• February 5, 2018

In a recent post, we lamented the existence of “zombie cases” — cases where there seem to be no genuine disagreements either as to the facts or the law but the cases persist anyhow for one reason or another (often because a litigant is simply delaying the inevitable). One solution, we suggested, is the more liberal use of “fee-shifting,” or you might call it the imposition of “conduct-based attorneys’ fees.”

One might get some insight into whether this would be successful by considering family law cases, in which courts more frequently award conduct-based attorneys’ fees because there is a statute expressly providing for them.

A district court decision imposing such fees was recently affirmed by the Minnesota Court of Appeals.

The appellate court pointed out:

[T]he district court found that wife contributed to the length and expense of the litigation for five reasons: (1) wife’s transfer of the India properties to her mother after she had been served with the dissolution of marriage; (2) wife’s frequent retention of new counsel; (3) wife falsely increasing the amount allegedly owed to her brother and falsely claiming additional alleged debts owed to her parents; (4) wife falsely alleging that husband had business interests and earned additional income outside of his W-2 wages; and (5) wife’s counsel’s assertions during husband’s closing arguments that referenced exhibits that were not properly admitted into evidence.

Wife focuses solely on her retention of new counsel.
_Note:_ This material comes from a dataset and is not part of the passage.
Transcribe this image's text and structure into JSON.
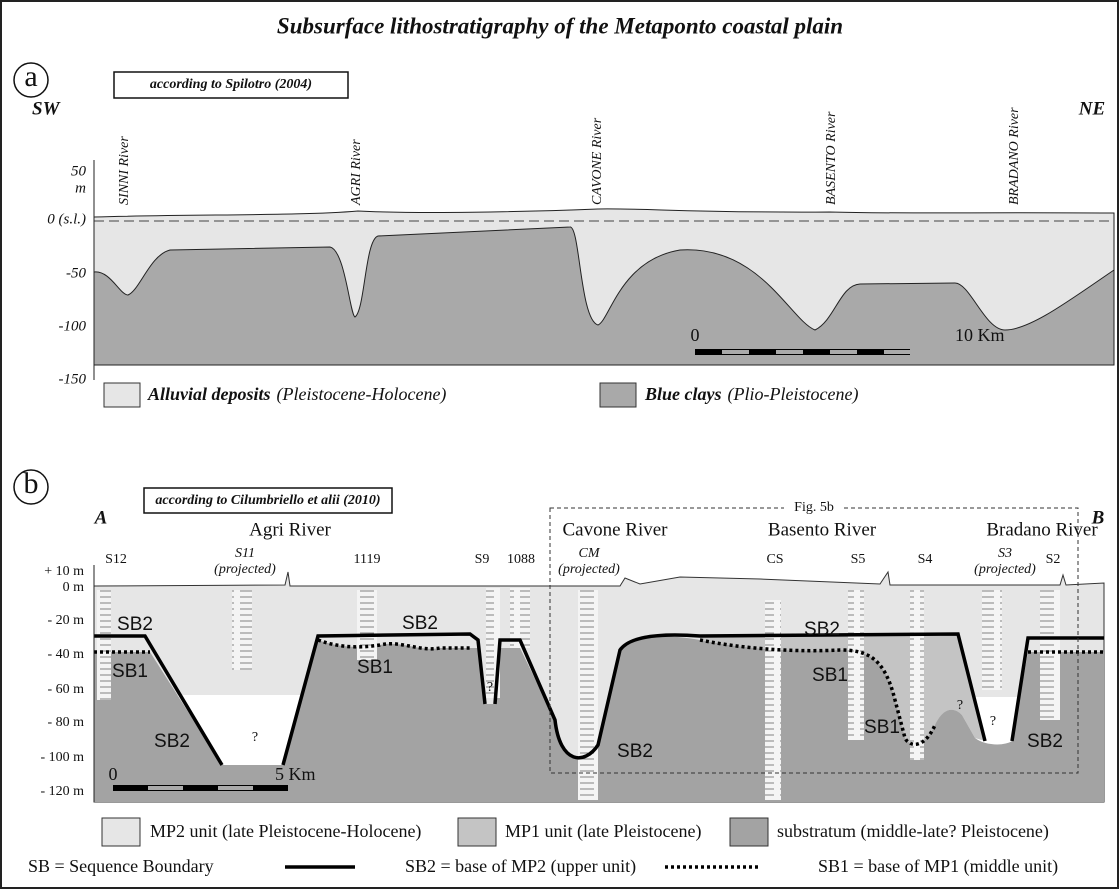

She argues that it is fair and reasonable for a party to retain seven attorneys in a divorce proceeding.

Excuse us for seeing some humor in the fact that the award was based on five separate bases and the appellant only addresses one of them. And then, on that single alleged error, the argument is that “it is fair and reasonable for a party to retain seven attorneys in a divorce proceeding.” That is the appellant’s strongest argument?

It is possible that a cultural disconnect might have been an issue in the referenced divorce case. Generally, we get the sense that most people ignore that understanding and heeding basic elements of our legal system (the binding nature of testimony, the obligations with respect to preserving and presenting evidence, honesty to the tribunal, etc.) is not a universal trait. Not even close.

Putting that issue (as important as it is) to one side, we are confident that the award of conduct-based attorneys’ fees deters litigation misconduct even if it could never eliminate it. If only it were more broadly available and more frequently imposed.